Quantifying the Spin-Orbital Entanglement in $5d^1$ Quantum Materials

TL;DR

This work defines the spin-orbital von Neumann entropy $ΔS_{vN}^{SO}$ within relativistic crystal field theory to quantify spin–orbital entanglement in $5d^1$ materials. By extracting RCFT parameters from optical $d$-$d$ transitions and μ_eff across a family of hexachlorides and perovskites, it shows that Γ7 is SOC-invariant while Γ8 states develop entanglement that correlates with the relativistic parameter δ, not merely with the spin-orbit coupling strength. The study demonstrates that higher μ_eff aligns with larger $ΔS_{vN}^{SO}$, emphasizing the importance of the full RCFT parameter set (ξ_nd, Dq, p/q) in determining entanglement.
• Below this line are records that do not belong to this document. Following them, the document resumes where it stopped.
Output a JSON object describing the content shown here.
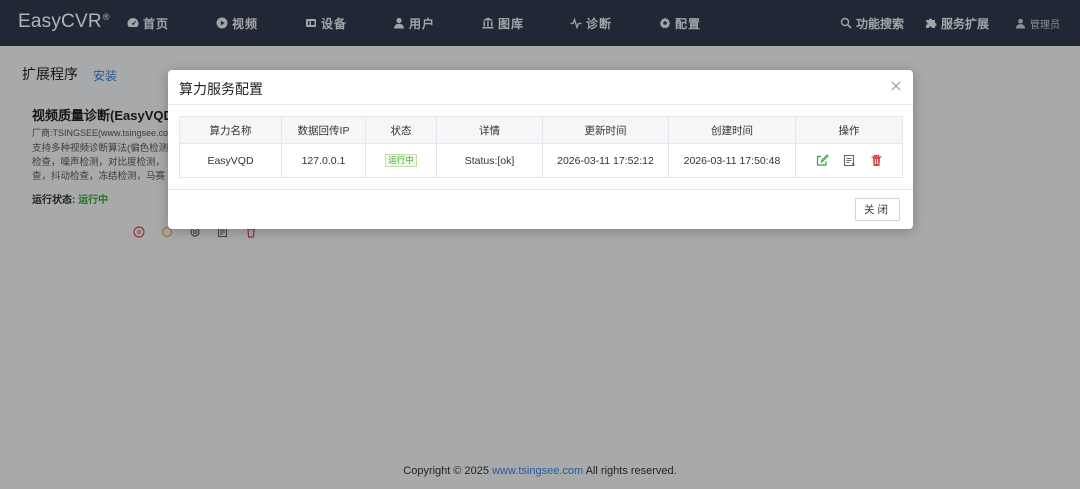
{
  "nav": {
    "brand": "EasyCVR",
    "brand_mark": "®",
    "items": [
      {
        "label": "首页",
        "icon": "dashboard-icon"
      },
      {
        "label": "视频",
        "icon": "play-icon"
      },
      {
        "label": "设备",
        "icon": "device-icon"
      },
      {
        "label": "用户",
        "icon": "user-icon"
      },
      {
        "label": "图库",
        "icon": "gallery-icon"
      },
      {
        "label": "诊断",
        "icon": "pulse-icon"
      },
      {
        "label": "配置",
        "icon": "gear-icon"
      }
    ],
    "search_label": "功能搜索",
    "extension_label": "服务扩展",
    "user_label": "管理员"
  },
  "page": {
    "title": "扩展程序",
    "install_link": "安装"
  },
  "card": {
    "title": "视频质量诊断(EasyVQD",
    "vendor": "厂商:TSINGSEE(www.tsingsee.co",
    "desc_lines": [
      "支持多种视频诊断算法(偏色检测",
      "检查，噪声检测，对比度检测，",
      "查，抖动检查，冻结检测，马赛"
    ],
    "status_label": "运行状态:",
    "status_value": "运行中"
  },
  "dialog": {
    "title": "算力服务配置",
    "columns": [
      "算力名称",
      "数据回传IP",
      "状态",
      "详情",
      "更新时间",
      "创建时间",
      "操作"
    ],
    "rows": [
      {
        "name": "EasyVQD",
        "ip": "127.0.0.1",
        "status": "运行中",
        "detail": "Status:[ok]",
        "updated": "2026-03-11 17:52:12",
        "created": "2026-03-11 17:50:48"
      }
    ],
    "close_button": "关闭"
  },
  "footer": {
    "prefix": "Copyright © 2025 ",
    "link": "www.tsingsee.com",
    "suffix": " All rights reserved."
  },
  "colors": {
    "topbar": "#2d3a4b",
    "accent_link": "#3b7fd9",
    "success": "#3aa53a",
    "danger": "#e04646"
  }
}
This framework establishes a practical link between measurable magnetic properties and underlying quantum entanglement, guiding future ab initio and lattice-coupled extensions in heavy transition-metal compounds.

Abstract

The spin-orbital entanglement in $5d^1$ transition metal ions embedded in double perovskites, where anomalous effective magnetic dipole moments are frequently observed, is quantified by the spin-orbital von Neumann entropy $ΔS_{\rm vN}^{\rm SO}$. The framework is grounded on the relativistic crystal field theory, and is illustrated through a series of quantum materials: $A_2{\rm TaCl}_6$ ($A = {\rm K}, {\rm Rb}$), $A_2{\rm MgReO}_6$ ($A = {\rm Ca}, {\rm Sr}, {\rm Ba}$) and ${\rm Ba_2NaOsO_6}$, all analyzed in their paramagnetic phases, alongside the ${\rm ReF_6}$ molecular system. The entropies are derived from measurements of the optical $d$-$d$ transitions $Γ_7(t_{2g})\leftarrowΓ_8(t_{2g})$ and $Γ_8(e_g)\leftarrowΓ_8(t_{2g})$, and of the effective magnetic dipole moment $μ_{\rm eff}$. It is demonstrated that, regardless of the system, the Kramers doublet $Γ_7(t_{2g})$ exhibits no spin-orbital von Neumann entropy. The entropies obtained for the relativistic crystal field states $Γ_8(t_{2g})$ and $Γ_8(e_g)$ uncover that, a larger effective magnetic dipole moment can be attributed to a grater spin-orbital entanglement, yet paradoxically not to a larger spin-orbit coupling constant.

Figures (3)

• Figure 1: Energy splitting of the $\rm ^2D$ atomic state due to the spin-orbit coupling (SOC) and to the octahedral crystal field (CF) interactions. When the SOC is negligible the $\Gamma_{8-}$ and $\Gamma_7$ relativistic states, often referred to as $J_{\rm eff}=3/2$ and $J_{\rm eff}=1/2$, respectively, resemble the $^2T_{2g}$ non-relativistic crystal field state, see Ref. Stamokostas2018.
• Figure 2: von Neumann entropy $S_{\rm vN}$ of the $\Gamma_7$ and $\Gamma_8$ states of $nd^1$ ions in octahedral crystal fields as a function of $\delta$. The shadow rectangle indicates the typical values of $\delta$ for $5d^1(O_h)$ systems ($0.3\le\delta\le0.7$).
• Figure 3: Effective magnetic dipole moment $\mu_{\rm eff}$ and spin-orbital von Neumann entropies $\Delta S_{\rm vN}^{\rm SO}$ for $nd^1$ ions in octahedral crystal fields as a function of the parameter $\delta$. The shadow rectangle indicates the typical values of $\delta$ for $5d^1(O_h)$ systems ($0.3\le\delta\le0.7$).